I am trying to convexify the following program which solves for $\mathbf{X} \in \mathbb{R}^{n \times m}$:
\begin{align} &\max &\sum_{i = 1}^n \log \left(\sum_{j = 1}^n V_{ij}\left( X_{ij} - E_{ij} \right)\right) - \sum_{i = 1}^n \log\left(\sum_{j = 1}^m X_{ij} - E_{ij}\right)\\ &\forall j \in \{1, \dots, m\} & \sum_{i = 1}^n X_{ij} \leq 1\\ &\forall i \in \{1, \dots, n\}, j \in \{1, \dots, m\} & X_{ij} \geq 0 \end{align}
I tried putting $\sum_{i = 1}^n \log(\sum_{j = 1}^m X_{ij} - E_{ij})$ as a constraint using a dummy variable but I do not think I am doing it correctly since my solver tells me that the program is not convex.
How can I convexify this problem?
This can be convexified by Difference of Convex (DC) Programming.
See DC Programming: The Optimization Method You Never Knew You Had To Know.

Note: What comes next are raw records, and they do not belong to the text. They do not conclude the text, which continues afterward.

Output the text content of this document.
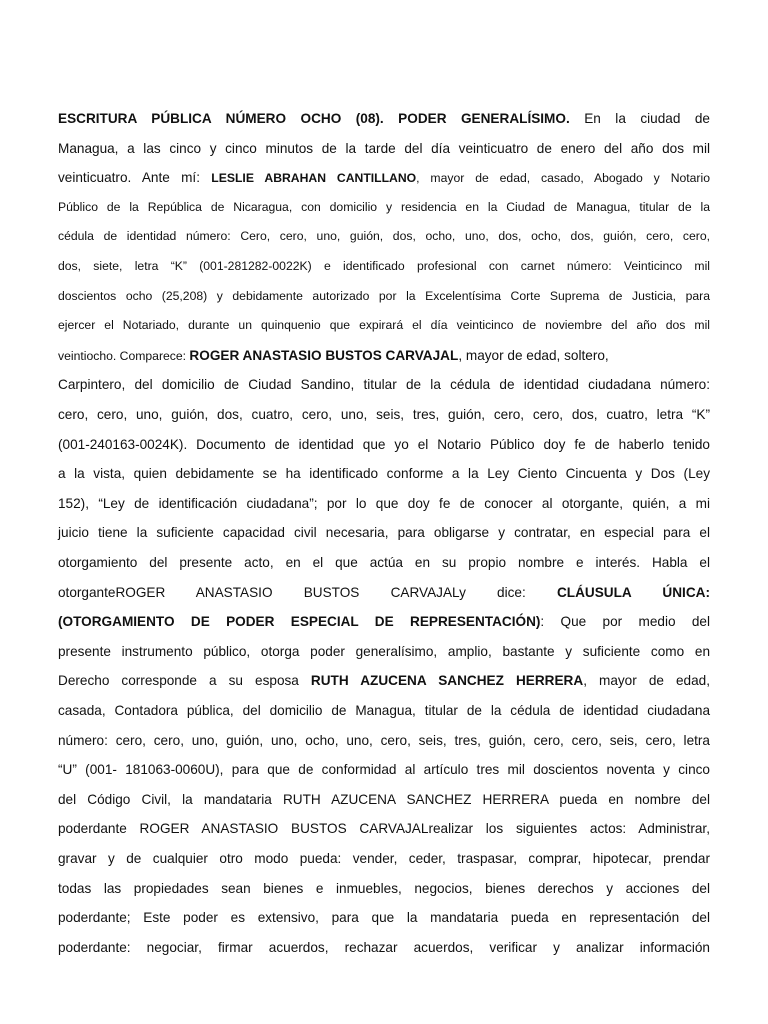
ESCRITURA PÚBLICA NÚMERO OCHO (08). PODER GENERALÍSIMO. En la ciudad de
Managua, a las cinco y cinco minutos de la tarde del día veinticuatro de enero del año dos mil
veinticuatro. Ante mí: LESLIE ABRAHAN CANTILLANO, mayor de edad, casado, Abogado y Notario
Público de la República de Nicaragua, con domicilio y residencia en la Ciudad de Managua, titular de la
cédula de identidad número: Cero, cero, uno, guión, dos, ocho, uno, dos, ocho, dos, guión, cero, cero,
dos, siete, letra “K” (001-281282-0022K) e identificado profesional con carnet número: Veinticinco mil
doscientos ocho (25,208) y debidamente autorizado por la Excelentísima Corte Suprema de Justicia, para
ejercer el Notariado, durante un quinquenio que expirará el día veinticinco de noviembre del año dos mil
veintiocho. Comparece: ROGER ANASTASIO BUSTOS CARVAJAL, mayor de edad, soltero,
Carpintero, del domicilio de Ciudad Sandino, titular de la cédula de identidad ciudadana número:
cero, cero, uno, guión, dos, cuatro, cero, uno, seis, tres, guión, cero, cero, dos, cuatro, letra “K”
(001-240163-0024K). Documento de identidad que yo el Notario Público doy fe de haberlo tenido
a la vista, quien debidamente se ha identificado conforme a la Ley Ciento Cincuenta y Dos (Ley
152), “Ley de identificación ciudadana”; por lo que doy fe de conocer al otorgante, quién, a mi
juicio tiene la suficiente capacidad civil necesaria, para obligarse y contratar, en especial para el
otorgamiento del presente acto, en el que actúa en su propio nombre e interés. Habla el
otorganteROGER ANASTASIO BUSTOS CARVAJALy dice: CLÁUSULA ÚNICA:
(OTORGAMIENTO DE PODER ESPECIAL DE REPRESENTACIÓN): Que por medio del
presente instrumento público, otorga poder generalísimo, amplio, bastante y suficiente como en
Derecho corresponde a su esposa RUTH AZUCENA SANCHEZ HERRERA, mayor de edad,
casada, Contadora pública, del domicilio de Managua, titular de la cédula de identidad ciudadana
número: cero, cero, uno, guión, uno, ocho, uno, cero, seis, tres, guión, cero, cero, seis, cero, letra
“U” (001- 181063-0060U), para que de conformidad al artículo tres mil doscientos noventa y cinco
del Código Civil, la mandataria RUTH AZUCENA SANCHEZ HERRERA pueda en nombre del
poderdante ROGER ANASTASIO BUSTOS CARVAJALrealizar los siguientes actos: Administrar,
gravar y de cualquier otro modo pueda: vender, ceder, traspasar, comprar, hipotecar, prendar
todas las propiedades sean bienes e inmuebles, negocios, bienes derechos y acciones del
poderdante; Este poder es extensivo, para que la mandataria pueda en representación del
poderdante: negociar, firmar acuerdos, rechazar acuerdos, verificar y analizar información
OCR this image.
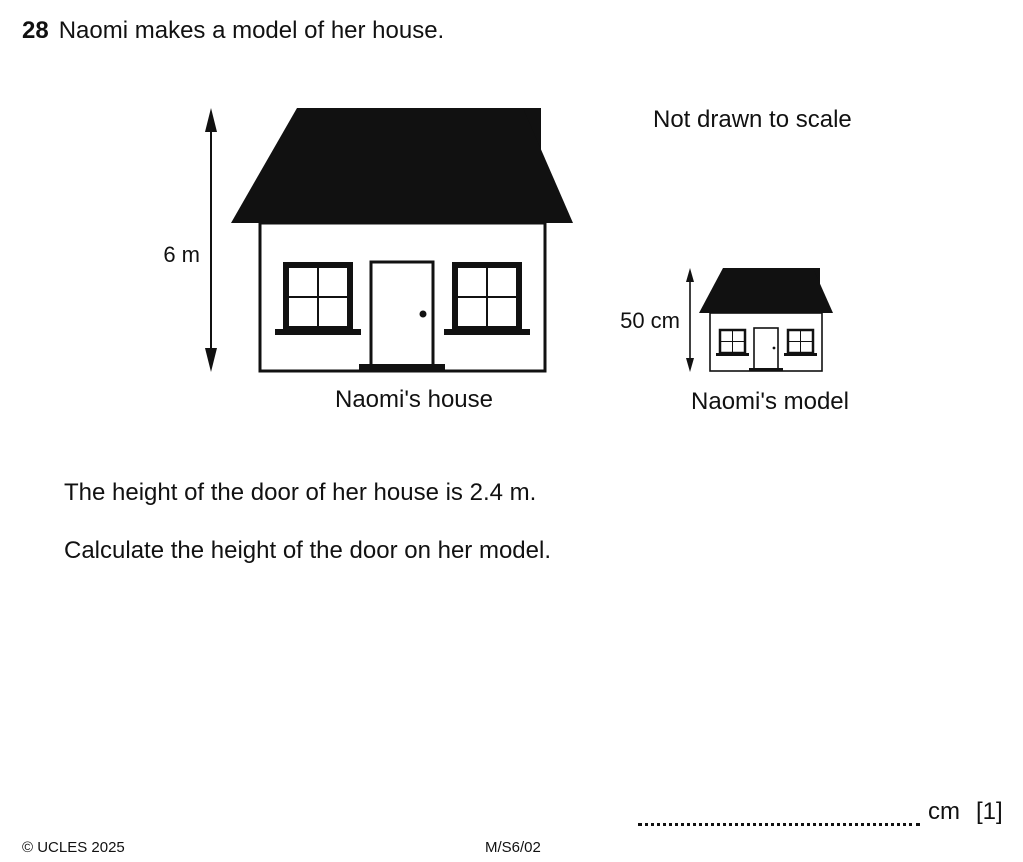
28 Naomi makes a model of her house.
6 m
Naomi's house
50 cm
Naomi's model
Not drawn to scale
The height of the door of her house is 2.4 m.
Calculate the height of the door on her model.
cm [1]
© UCLES 2025	M/S6/02
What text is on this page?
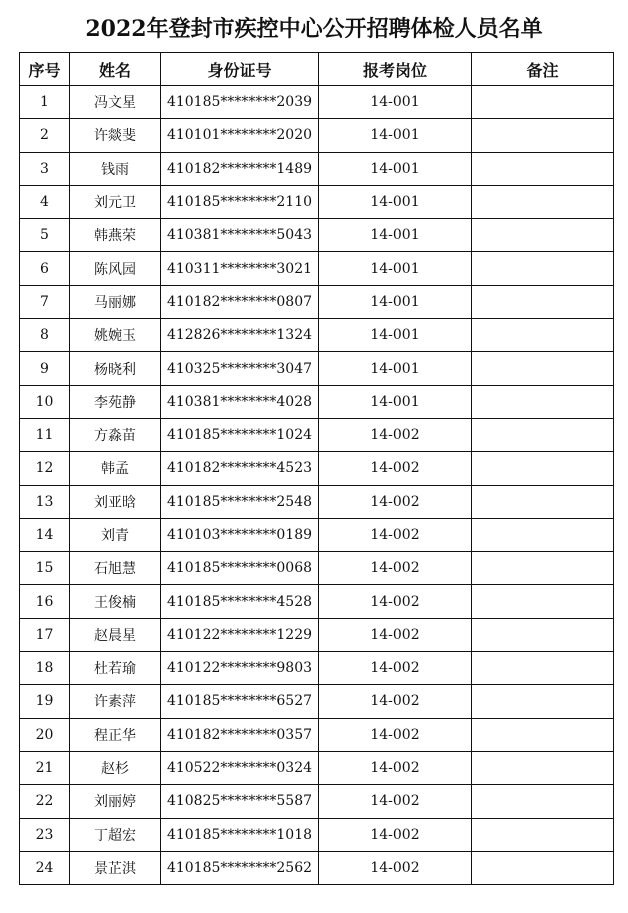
2022年登封市疾控中心公开招聘体检人员名单
序号	姓名	身份证号	报考岗位	备注
1	冯文星	410185********2039	14-001	
2	许燚斐	410101********2020	14-001	
3	钱雨	410182********1489	14-001	
4	刘元卫	410185********2110	14-001	
5	韩燕荣	410381********5043	14-001	
6	陈风园	410311********3021	14-001	
7	马丽娜	410182********0807	14-001	
8	姚婉玉	412826********1324	14-001	
9	杨晓利	410325********3047	14-001	
10	李苑静	410381********4028	14-001	
11	方淼苗	410185********1024	14-002	
12	韩孟	410182********4523	14-002	
13	刘亚晗	410185********2548	14-002	
14	刘青	410103********0189	14-002	
15	石旭慧	410185********0068	14-002	
16	王俊楠	410185********4528	14-002	
17	赵晨星	410122********1229	14-002	
18	杜若瑜	410122********9803	14-002	
19	许素萍	410185********6527	14-002	
20	程正华	410182********0357	14-002	
21	赵杉	410522********0324	14-002	
22	刘丽婷	410825********5587	14-002	
23	丁超宏	410185********1018	14-002	
24	景芷淇	410185********2562	14-002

Variations and extension of the convex–concave procedure, Thomas Lipp1 and Stephen Boyd
A modeling system such as CVXPY which supports Disciplined Convex-Concave Programming (DCCP) makes it easy to enter this problem, and let the modeling syetm do the dirty work for you, while reducing human error propensity.